Things have been crazy in my house these last few weeks — my husband and I bought a house (yay!). Along with all of the packing and moving, and other exciting moving-related things going on, there is also the matter of moving notifying the right agencies of my business’s change of address.
I work from home and in Washington state, when your business moves, you have to notify the Secretary of State. You are also required to notify the IRS if you have an EIN (but only if you wish to continue receiving correspondence).
So what exactly happens when your freelance business moves locations? Let me walk you through it.
You may have heard me mention the Department of Revenue of Washington state website before, but if you haven’t, let me give you a quick rundown. On My DOR you can manage all of your state-level business licensing and tax needs, such as:
- Filing a tax return.
- Getting or renewing a business license.
- Accessing a reseller permit.
- Filing UCP holder reports.
- Requesting a tax status letter.
- Accessing secure messages.
For a comprehensive list click here.
My DOR has a fairly intuitive set up and really isn’t that difficult to navigate once you’ve been there a couple times. Kudos to the state of Washington on this one.
Change of address in action
The actual process is fairly easy, if not intuitive. From your business and licensing home page there is a menu on the right-hand side of the screen. To make changes, you simply navigate through the options, beginning with “Apply for or Update Business License.”

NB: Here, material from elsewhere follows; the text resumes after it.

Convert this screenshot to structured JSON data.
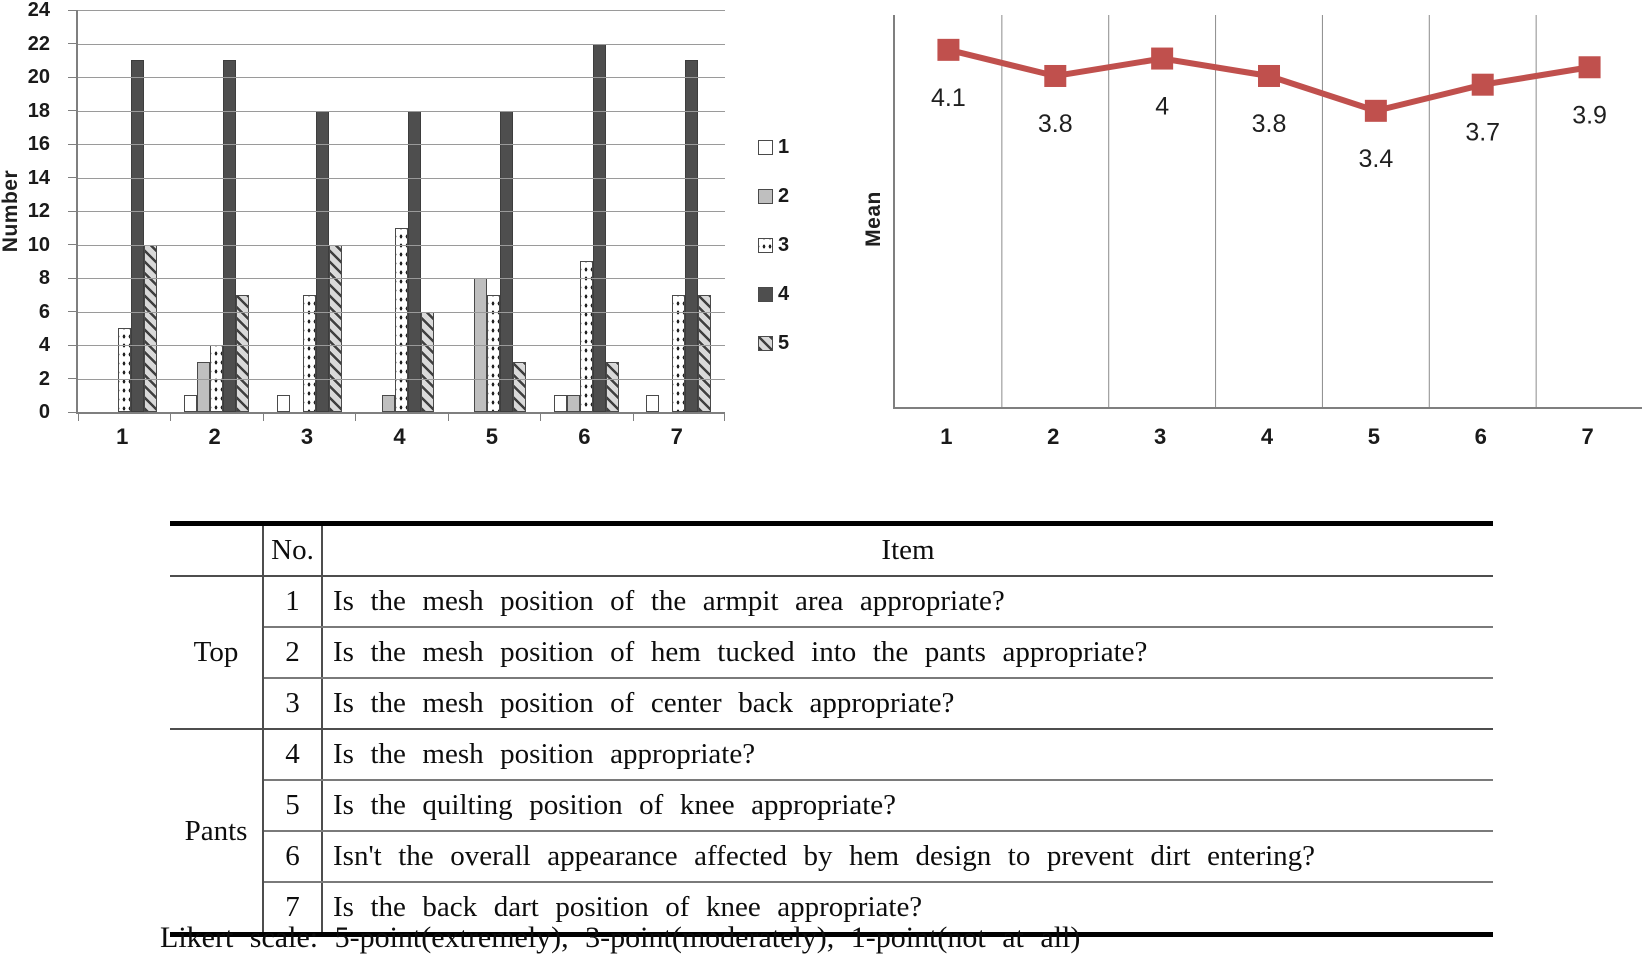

Just follow the onscreen prompts and supply information when needed. In this case, there are four steps:
- Get started.
- Select a business.
- Select Location.
- Select update(s).
It’s important to note that there may be multiple options that apply to your business in each section, so read through each section carefully. For example, in the Select updates section, not only do I need to select “Change business location (the business is moving,” I also have to select “Add city endorsements (do business in a new city)” since I’m moving to a new city.
Side note: Each city within Washington state requires different endorsements to do business within city limits. Luckily, My DOR has all of those bundled into its site.
Once you’ve completed all four steps, you’ll get a chance to review the changes you would like to make before submitting. And to submit online, there’s a processing fee, so have your checkbook handy, you might need your routing and account numbers.
This site is great if you have a good understanding of licensing minutiae. I don’t. And there is very little help in the “Help” section of the site. Oh — and you have to leave your progress in order to navigate to the help page. Bummer.
Luckily, this is a thing and can be found on the Doing Business page of My DOR as a hyperlink labeled “Small business guidance (Business.wa.gov)”. You can ask your questions using live support chat, email, sms, or by phone at 1.800.917.0043.
It’s almost as if someone looked at business licensing in Washington and said, “You know what? This is some complicated stuff. Let me help.” And then they did.
Oh, (Big) Brother: the IRS and a change of address
If there’s one thing that can be counted on, it’s that the larger the government institution, the more complicated the process. Or rather, defining the process.
I could not find anything pertaining to changing my business address on the IRS site by myself. I had to google it. This is what I eventually found: There is a change of address form (form 8822-B) for businesses. Once I knew what I was looking for, a simple site search for “form 8822-B” got me where I needed to go.
You can also write to the IRS informing them of your change of location. Be sure to include:
- Your full name.
- Your new and old address.
- Your social security number, individual taxpayer identification number, or employer identification number (EIN).
- Your signature.
Either way, you have to mail all of this to the address provided on the change of address form. It takes four to six weeks to process. There is no option to submit online that I could find, but, no processing fees.
The IRS also recommends changing your business address with the post office in case you receive any IRS correspondence during processing. Apparently, not all post offices forward government checks (think tax refunds). Who knew?
Protect your info
Pro tip: Do NOT fill out any forms with your EIN or any other personal information for government purposes on any site that does not end in .gov. There are too many scams out there.
My initial google search turned up a site that offered all of the above information along with a link to the proper forms — it also asked for my EIN to log me in.
Since I had been previously frustrated over the IRS’s lack of a business login portal, I found this strange. So I scrutinized the URL and discovered that while there was .gov in the URL, it ended in .net. I’ve never seen a government site ending in .net, so I noped out. Maybe I’m paranoid, but I’m OK with that. Protect your info, folks.
Notifying the pertinent parities of a change of address for my business turned out to be a chore. But really, no more of a chore than discontinuing and starting utility services — once I knew what I needed to do.
The good: Washington state really helps its business owners out by providing resources via Business.wa.gov. If you do business in Washington and have any questions, this is where you find answers.
The bad: The IRS website is not so user friendly and has no such resource available (that I could find). You have to google it and vet your sources. Be wary of third-party sites.
The ugly: Processing times vary. With the state, it’s a couple of days if submitted online. With the IRS, since it’s all done via mail, it’s several weeks. I recommend getting ahead of your move.